Poor Esposito. While most of Orr's hockey accomplishments already are legend, Esposito still cannot shake the image of "garbage collector" that was thrust on him during his days with the Chicago Black Hawks. Throughout his 10 years in the NHL Esposito has spent perhaps 75% of his ice time playing alongside either Orr or Bobby Hull, and he admittedly has suffered by comparison. Orr and Hull are the game's blond bombers, matinee idols and pinup poster boys, and their scrubbed faces appear in countless commercial messages. In contrast, Esposito is a slow, plodding skater with features the opposite of fair. Except for Lou Angotti of the St. Louis Blues, he has the worst case of five o'clock shadow in hockey. "When I scored 76 goals three years ago," Esposito says, "I was not offered one new major endorsement." Still, he recognizes his identity problem and seems to be reconciled to the fact that large advertisers shun him.
"You can't compare Orr and me or Hull and me," he says. "They bring people to their feet. They are spectacular players. Orr is the best player in the game; I know it and I admit it. I also know that my role is to score goals, to pick up loose pucks and put them behind the goaltender any way I can. So that's what I try to do—and the people still call me a garbage collector. That's life, I'm afraid."

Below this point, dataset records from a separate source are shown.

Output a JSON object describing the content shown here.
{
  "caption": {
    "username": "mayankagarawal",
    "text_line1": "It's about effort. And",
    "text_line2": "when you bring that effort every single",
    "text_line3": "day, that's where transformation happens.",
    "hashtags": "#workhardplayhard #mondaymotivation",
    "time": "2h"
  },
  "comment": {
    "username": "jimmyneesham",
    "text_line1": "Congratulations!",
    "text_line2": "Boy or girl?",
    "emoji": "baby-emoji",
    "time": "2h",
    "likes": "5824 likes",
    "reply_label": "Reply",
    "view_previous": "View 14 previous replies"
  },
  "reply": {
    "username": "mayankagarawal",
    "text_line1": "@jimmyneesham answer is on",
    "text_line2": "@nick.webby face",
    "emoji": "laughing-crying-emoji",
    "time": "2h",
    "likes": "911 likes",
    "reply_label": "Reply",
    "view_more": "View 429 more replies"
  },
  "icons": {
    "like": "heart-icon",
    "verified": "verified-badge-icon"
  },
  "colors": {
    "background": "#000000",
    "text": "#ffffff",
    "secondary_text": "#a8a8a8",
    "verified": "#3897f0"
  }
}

Despite what others say about him, Esposito is the complete center, as he proved conclusively in Team Canada's games with the Soviet Union last year. He is tall and strong, as was that prince of centers, Jean Beliveau, and a man to cause terror whenever he skates within 20 feet of the net. He has hockey's best wrist shot, although he prefers to call it a snap shot, and he invariably shoots without looking at the net. "I have developed a feel for where it is, just as John Havlicek has a knack for knowing where the basket is," Esposito says. "Besides, taking even the quickest look wastes precious time." He estimates that maybe 80% of his goals each season come on either snap shots fairly close in to the goal or artful deflections. Once stationed in front of the net, the 210-pound Esposito is a difficult man to dislodge. He uses his long arms and a powerful body to fend off defensemen while waiting for one of his wings, Wayne Cashman or Ken Hodge, to get the puck from the corners or for Orr to blast away from the blue line. Sometimes, though, he pays a physical price for staking out his position; two weeks ago he lost sight of an Orr shot and the puck broke his nose. He was lucky to be playing at all, having suffered a severe knee injury in the playoffs last April.